Diehl continued until his death to support art in all its forms and in the world and was elected President of the Museum of Latin America in 1983, and helped introduce Latin American artists at the House of Latin America in Monte Carlo from 1986 to 1998.

==Works==
- Jumana El Husseini . http://jumanaelhusseini.com/Home.html
- Peintres d'aujourd'hui. Les maîtres, Charpentier, Paris, 1943, 36 p.
- Les problèmes de la peinture, sous la direction de Gaston Diehl, éditions Confluences, 1945.
- Édouard Goerg, éditions de Clermont, Paris, 1947, 94 p.
- Asselin, éditions Rombaldi, Paris, 1947.
- Vermeer, éditions Hyperion, Paris-New York, 1949, 48 p.
- Matisse, Nathan, Paris, 1950, 48 p.
- Le Dessin en France au XIXè siècle, éditions Hyperion, Paris-New York, 1950, 100 p.
- Matisse, Paris, Pierre Tisné, 1954, 310 p.
- Pintura venezolana, Creole Petroleum, Caracas, 1958.
- El Arte moderno frances en Caracas, cuatro Vientos, Caracas, 1959, 32 p.

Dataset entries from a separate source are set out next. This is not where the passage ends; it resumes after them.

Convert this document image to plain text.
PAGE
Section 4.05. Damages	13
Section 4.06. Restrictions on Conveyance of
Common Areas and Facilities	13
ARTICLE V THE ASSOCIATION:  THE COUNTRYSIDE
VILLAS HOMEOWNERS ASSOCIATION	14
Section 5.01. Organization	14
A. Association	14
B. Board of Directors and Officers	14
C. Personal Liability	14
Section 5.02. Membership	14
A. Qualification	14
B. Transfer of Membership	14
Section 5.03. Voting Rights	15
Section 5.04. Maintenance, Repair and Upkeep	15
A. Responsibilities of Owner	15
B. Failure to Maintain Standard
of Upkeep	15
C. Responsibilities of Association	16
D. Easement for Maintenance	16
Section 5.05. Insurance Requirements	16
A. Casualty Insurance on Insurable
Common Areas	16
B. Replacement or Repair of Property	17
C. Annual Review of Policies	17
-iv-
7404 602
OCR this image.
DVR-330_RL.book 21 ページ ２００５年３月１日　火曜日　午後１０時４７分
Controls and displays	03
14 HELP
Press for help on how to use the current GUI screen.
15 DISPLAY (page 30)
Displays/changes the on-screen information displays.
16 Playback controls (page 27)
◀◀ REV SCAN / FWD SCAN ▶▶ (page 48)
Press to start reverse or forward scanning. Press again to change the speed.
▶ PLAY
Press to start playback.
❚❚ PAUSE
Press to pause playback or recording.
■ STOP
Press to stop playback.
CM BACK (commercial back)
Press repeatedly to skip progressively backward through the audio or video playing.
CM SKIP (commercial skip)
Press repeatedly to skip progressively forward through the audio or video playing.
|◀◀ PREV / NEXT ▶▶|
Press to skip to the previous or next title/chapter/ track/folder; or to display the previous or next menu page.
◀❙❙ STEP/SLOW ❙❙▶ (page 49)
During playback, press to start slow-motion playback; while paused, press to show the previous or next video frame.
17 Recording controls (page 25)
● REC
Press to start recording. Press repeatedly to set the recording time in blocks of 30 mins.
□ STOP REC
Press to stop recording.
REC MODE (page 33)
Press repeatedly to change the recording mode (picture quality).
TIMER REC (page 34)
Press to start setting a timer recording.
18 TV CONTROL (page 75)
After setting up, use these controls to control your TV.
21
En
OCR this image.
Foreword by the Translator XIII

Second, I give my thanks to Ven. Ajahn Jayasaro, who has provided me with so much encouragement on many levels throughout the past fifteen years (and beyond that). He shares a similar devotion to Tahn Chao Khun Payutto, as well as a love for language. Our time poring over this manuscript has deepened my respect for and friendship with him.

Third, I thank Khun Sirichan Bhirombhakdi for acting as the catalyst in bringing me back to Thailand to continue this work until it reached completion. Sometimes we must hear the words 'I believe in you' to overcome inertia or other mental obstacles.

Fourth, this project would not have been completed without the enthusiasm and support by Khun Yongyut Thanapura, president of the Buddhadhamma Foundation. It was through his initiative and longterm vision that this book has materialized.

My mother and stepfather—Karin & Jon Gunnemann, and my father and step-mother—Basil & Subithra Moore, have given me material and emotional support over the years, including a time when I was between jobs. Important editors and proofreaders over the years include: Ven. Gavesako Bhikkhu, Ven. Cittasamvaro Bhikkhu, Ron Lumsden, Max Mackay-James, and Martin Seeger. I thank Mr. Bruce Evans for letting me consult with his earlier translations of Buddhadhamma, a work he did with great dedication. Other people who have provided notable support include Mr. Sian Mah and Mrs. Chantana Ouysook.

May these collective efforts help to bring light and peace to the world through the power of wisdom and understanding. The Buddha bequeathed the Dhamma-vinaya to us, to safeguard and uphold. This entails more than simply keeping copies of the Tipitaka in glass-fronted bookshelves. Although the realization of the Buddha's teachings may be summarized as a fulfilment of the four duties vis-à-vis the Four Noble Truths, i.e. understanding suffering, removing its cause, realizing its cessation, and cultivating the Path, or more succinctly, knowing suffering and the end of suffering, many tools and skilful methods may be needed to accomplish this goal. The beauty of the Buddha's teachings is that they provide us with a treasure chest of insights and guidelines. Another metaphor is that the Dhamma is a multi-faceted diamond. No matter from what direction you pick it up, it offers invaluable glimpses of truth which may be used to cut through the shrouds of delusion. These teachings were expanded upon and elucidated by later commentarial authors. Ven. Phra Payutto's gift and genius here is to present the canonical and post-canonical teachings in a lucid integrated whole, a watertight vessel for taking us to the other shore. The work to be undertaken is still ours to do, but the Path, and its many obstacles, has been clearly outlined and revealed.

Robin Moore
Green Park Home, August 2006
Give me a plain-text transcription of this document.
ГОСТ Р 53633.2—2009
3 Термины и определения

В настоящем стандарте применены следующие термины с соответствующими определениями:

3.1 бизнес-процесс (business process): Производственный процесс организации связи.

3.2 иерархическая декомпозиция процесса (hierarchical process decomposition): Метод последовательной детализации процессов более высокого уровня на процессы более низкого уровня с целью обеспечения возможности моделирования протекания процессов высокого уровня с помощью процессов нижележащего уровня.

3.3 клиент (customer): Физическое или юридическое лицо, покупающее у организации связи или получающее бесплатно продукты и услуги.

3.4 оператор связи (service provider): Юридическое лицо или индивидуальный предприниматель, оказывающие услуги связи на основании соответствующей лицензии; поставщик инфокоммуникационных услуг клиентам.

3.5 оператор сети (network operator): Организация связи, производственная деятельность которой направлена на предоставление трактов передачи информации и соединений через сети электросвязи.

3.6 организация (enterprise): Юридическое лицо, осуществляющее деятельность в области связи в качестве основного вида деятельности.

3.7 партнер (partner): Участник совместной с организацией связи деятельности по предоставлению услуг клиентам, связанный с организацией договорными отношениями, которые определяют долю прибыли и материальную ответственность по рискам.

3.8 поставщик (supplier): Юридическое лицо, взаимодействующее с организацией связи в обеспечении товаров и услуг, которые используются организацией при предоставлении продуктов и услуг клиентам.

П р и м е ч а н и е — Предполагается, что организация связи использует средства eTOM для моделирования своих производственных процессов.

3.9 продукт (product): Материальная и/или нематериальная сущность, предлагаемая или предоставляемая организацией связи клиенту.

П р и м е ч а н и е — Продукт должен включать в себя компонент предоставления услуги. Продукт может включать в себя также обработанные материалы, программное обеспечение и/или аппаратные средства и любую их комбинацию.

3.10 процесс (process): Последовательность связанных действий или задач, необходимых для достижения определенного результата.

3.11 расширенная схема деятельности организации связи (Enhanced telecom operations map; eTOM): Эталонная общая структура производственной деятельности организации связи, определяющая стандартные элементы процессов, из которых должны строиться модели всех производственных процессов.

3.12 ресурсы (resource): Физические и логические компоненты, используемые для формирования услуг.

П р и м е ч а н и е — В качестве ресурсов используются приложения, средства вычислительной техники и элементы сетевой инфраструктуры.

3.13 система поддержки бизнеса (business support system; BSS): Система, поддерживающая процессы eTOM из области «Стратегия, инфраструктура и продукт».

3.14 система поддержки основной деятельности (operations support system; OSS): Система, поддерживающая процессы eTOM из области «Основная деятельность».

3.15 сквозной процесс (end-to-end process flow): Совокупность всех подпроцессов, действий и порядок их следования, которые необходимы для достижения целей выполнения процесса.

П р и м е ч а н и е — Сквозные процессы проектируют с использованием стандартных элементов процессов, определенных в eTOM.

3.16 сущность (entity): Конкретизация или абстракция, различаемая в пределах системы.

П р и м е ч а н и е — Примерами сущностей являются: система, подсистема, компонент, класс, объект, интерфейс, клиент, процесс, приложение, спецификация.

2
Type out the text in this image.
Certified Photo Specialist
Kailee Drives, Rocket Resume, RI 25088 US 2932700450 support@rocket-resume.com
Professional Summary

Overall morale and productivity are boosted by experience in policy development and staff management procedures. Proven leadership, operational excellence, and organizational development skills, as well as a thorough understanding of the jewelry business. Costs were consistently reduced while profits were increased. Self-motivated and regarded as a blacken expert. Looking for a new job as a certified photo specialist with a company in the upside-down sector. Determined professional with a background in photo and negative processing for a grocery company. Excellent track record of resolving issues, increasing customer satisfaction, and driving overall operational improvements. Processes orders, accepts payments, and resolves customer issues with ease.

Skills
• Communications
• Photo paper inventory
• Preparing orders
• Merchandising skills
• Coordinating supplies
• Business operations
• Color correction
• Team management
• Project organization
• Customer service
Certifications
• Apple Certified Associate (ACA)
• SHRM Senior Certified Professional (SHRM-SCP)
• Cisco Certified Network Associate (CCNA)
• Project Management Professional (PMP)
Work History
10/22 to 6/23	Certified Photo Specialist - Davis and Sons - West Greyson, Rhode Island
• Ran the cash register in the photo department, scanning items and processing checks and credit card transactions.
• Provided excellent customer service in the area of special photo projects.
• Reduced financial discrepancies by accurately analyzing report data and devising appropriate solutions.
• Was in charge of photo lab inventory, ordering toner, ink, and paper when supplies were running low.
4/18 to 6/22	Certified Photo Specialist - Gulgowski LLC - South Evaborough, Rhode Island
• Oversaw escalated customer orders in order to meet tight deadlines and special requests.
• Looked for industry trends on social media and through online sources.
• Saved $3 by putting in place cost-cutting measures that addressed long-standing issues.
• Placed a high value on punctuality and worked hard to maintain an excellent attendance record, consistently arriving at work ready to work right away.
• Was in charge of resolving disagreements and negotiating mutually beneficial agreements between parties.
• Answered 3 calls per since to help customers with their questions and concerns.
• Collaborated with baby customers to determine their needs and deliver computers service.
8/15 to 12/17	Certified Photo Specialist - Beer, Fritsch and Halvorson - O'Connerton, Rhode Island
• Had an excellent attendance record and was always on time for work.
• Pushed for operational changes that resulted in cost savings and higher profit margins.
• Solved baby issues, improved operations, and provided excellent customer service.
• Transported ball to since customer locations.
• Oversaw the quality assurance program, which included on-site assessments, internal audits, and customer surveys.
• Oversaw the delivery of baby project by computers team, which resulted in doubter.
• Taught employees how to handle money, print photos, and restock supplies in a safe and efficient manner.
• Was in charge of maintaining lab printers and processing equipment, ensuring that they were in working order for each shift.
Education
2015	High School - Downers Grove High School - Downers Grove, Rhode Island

- Picasso, Flammarion, Paris, 1960, 96 p.
- La Peinture moderne dans le monde, Flammarion, Paris, 1961, 220 p.
- Derain, Flammarion, Paris, 1964, 96 p.
- Singier et l'art français contemprain, éditions marocaines et internationales, Tanger, 1965
- Goya, Flammarion, Paris, 1966, 48p.
- Greco, Flammarion, Paris, 1966, 48 p.
- Gauguin, Flammarion, Paris, 1966, 48 p.
- Van Gogh, Flammarion, Paris, 1966, 48 p.
- Delacroix, Flammarion, Paris, 1966, 48 p.
- Pascin, Flammarion, Paris, 1968, 96 p.
- Van Dongen, Flammarion, Paris, 1968, 96 p.
- Hector Poleo, Inciba, Caracas, 1969, 74 p.
- Matisse, Paris, Nouvelles éditions françaises, 1970, 159 p.
- Les Fauves, Paris, Nouvelles éditions françaises, 1971, 192 p.
- Vasarely, Paris, Flammarion, 1972, 96 p.
- Max Ernst, Paris, Flammarion, 1973, 96 p.
- Miró, Paris, Flammarion, 1974, 96 p.
- Perez Celis, Ed. de arte Gaglianone, Buenos Aires, 1981, 200 p.
- Fernand Léger, Flammarion, Paris, 1985, 96 p.
- Amedeo Modigliani, Paris, Flammarion, 1989.
- Kremègne : l'expressionnisme sublimé, Navarin, Paris, 1990, 237 p.
- Oswaldo Vigas, Armitano, Caracas, 1990, 296 p. (en français, 1993).
- Georges Papazoff, Paris, Cercle d'art, 1995.
- La Peinture en France dans les années noires, 1935-1945, Z'éditions, Nice, 1999.